Although this new lead allowed the validation of our therapeutic concepts, the fixed coverage and uniform distribution of electrodes were inevitably suboptimal. Therefore, we anticipate that delivering this therapy across the human population may require a library of paddle leads or even personalized leads

Walking on demand, by say pushing an indicator or a smartwatch, breaks somewhat from what the rest of the SCI neuromod field has been focusing on. Most experiments are looking in less media-sexy areas -- blood pressure management, bladder or bowel control, pain control or maybe trunk stability. Onward, a publicly traded company that always likes to deliver good news to investors, says they’re hoping spinal cord stimulation works for many issues common to people living with SCI. But this study, it’s about walking.

Readers can watch this video that shows one of the guys in the Swiss study, Michel Roccati, using his stim system to stand in a bar; he is quite emphatic in his endorsement for using the system out in the community.
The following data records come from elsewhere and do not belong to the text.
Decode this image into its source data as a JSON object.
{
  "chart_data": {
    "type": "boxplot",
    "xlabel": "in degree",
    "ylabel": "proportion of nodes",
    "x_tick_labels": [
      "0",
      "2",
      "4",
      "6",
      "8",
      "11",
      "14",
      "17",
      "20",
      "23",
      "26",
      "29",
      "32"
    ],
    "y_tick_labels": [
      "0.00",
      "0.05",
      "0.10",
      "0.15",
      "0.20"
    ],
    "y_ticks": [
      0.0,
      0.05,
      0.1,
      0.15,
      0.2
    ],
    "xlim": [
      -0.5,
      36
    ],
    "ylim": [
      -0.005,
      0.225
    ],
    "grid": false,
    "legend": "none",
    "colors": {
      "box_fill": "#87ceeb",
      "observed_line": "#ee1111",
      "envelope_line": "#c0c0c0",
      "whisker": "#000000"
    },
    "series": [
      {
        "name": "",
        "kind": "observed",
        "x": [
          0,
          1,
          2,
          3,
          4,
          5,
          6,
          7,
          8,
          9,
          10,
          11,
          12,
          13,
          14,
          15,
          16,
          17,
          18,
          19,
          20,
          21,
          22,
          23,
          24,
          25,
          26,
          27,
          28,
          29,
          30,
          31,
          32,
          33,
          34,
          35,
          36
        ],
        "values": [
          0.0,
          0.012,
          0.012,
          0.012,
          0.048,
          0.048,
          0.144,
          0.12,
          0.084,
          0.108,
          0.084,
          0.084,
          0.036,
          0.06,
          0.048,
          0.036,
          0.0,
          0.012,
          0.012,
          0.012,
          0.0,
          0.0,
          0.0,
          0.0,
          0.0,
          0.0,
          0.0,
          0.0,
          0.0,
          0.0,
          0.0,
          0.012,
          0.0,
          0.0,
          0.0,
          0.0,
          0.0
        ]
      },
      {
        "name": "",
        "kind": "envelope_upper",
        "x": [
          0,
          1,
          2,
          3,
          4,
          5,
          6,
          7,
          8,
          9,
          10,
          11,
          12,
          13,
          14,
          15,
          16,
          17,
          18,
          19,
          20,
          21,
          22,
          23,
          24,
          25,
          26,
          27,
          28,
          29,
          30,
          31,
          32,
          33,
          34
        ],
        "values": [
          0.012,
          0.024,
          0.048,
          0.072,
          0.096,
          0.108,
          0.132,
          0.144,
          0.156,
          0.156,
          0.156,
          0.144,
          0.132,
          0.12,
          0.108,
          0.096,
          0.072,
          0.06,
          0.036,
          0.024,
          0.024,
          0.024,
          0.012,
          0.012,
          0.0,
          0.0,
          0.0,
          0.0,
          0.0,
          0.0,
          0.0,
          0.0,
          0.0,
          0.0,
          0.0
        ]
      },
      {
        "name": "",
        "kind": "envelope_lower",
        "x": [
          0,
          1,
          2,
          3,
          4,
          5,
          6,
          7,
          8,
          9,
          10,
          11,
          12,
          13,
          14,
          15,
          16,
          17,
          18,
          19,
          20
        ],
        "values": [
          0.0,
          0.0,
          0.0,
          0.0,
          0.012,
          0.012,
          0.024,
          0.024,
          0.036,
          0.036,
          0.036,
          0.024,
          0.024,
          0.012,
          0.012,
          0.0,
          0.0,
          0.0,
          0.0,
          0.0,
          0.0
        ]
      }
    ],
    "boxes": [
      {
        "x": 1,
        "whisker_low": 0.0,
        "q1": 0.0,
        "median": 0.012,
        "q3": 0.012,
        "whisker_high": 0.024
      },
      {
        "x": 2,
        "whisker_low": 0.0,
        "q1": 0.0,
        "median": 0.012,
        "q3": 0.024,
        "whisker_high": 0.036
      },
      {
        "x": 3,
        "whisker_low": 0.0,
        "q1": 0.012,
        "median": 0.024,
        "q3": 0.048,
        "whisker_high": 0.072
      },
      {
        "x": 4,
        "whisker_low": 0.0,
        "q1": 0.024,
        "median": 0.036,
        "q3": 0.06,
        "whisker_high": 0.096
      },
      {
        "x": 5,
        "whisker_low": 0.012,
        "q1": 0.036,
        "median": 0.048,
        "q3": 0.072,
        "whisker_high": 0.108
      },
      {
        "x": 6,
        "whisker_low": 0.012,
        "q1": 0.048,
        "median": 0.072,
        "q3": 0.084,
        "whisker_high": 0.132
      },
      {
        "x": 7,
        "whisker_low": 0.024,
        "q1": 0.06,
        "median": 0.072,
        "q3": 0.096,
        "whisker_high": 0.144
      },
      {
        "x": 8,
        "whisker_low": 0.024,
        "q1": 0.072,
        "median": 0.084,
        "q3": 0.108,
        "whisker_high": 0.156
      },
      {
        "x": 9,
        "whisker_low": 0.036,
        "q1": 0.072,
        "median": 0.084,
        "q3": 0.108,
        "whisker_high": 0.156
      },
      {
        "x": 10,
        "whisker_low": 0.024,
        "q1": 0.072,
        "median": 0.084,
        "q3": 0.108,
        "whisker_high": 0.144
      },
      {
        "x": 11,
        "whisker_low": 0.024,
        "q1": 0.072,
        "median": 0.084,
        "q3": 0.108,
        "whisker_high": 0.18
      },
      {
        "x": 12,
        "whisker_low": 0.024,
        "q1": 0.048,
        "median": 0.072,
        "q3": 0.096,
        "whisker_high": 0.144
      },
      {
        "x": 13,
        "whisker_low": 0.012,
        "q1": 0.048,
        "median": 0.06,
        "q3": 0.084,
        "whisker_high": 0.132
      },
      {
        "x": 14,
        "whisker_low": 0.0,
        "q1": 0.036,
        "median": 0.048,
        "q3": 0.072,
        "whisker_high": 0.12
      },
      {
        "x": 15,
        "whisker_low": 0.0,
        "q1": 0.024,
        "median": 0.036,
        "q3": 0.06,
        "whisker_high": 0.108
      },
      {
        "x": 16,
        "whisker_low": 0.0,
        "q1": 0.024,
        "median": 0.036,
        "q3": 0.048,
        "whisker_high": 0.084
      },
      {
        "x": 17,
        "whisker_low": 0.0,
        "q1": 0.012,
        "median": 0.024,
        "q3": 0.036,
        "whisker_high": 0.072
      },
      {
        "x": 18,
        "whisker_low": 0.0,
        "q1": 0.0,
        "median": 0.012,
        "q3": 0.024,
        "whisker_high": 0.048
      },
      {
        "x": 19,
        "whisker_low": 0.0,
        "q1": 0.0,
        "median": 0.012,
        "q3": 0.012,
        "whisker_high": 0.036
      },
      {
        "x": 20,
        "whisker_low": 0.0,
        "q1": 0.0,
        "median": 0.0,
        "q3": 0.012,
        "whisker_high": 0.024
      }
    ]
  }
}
Judge for yourselves what meaningful means, whether, as Michel was quoted, “It’s almost a normal life,” and whether this kind of walking would dare you to leave your wheelchair behind.

Does it move the field forward? Yes. Although this is a small sample size, it sets up a larger study that will take a few years to work out.


Is it a cure?
No. Here’s Courtine on this:

This is not a cure for spinal cord injury. But it is a critical step to improve people's quality of life. We are going to empower people. We are going to give them the ability to stand, to take some steps. It is not enough, but it is a significant improvement.

A cure requires biology – some regeneration of the spinal cord, possibly with cell therapies or gene modification. Courtine suggested that perhaps his implant technology could be used in combination with nerve regeneration treatments somewhere down the road.

OK, so when will this new stim walk implant be available? In news stories, the research team said the device, or something like it, might be available in four to six years. Five years. Where have we heard that before, handing research off to the clinic? 

Five years …. far away enough for us to cut them slack on engineering and testing the potential, but close enough for everyone to remember if five years becomes 10. 

Meanwhile, let’s applaud the effort and get on with more human studies.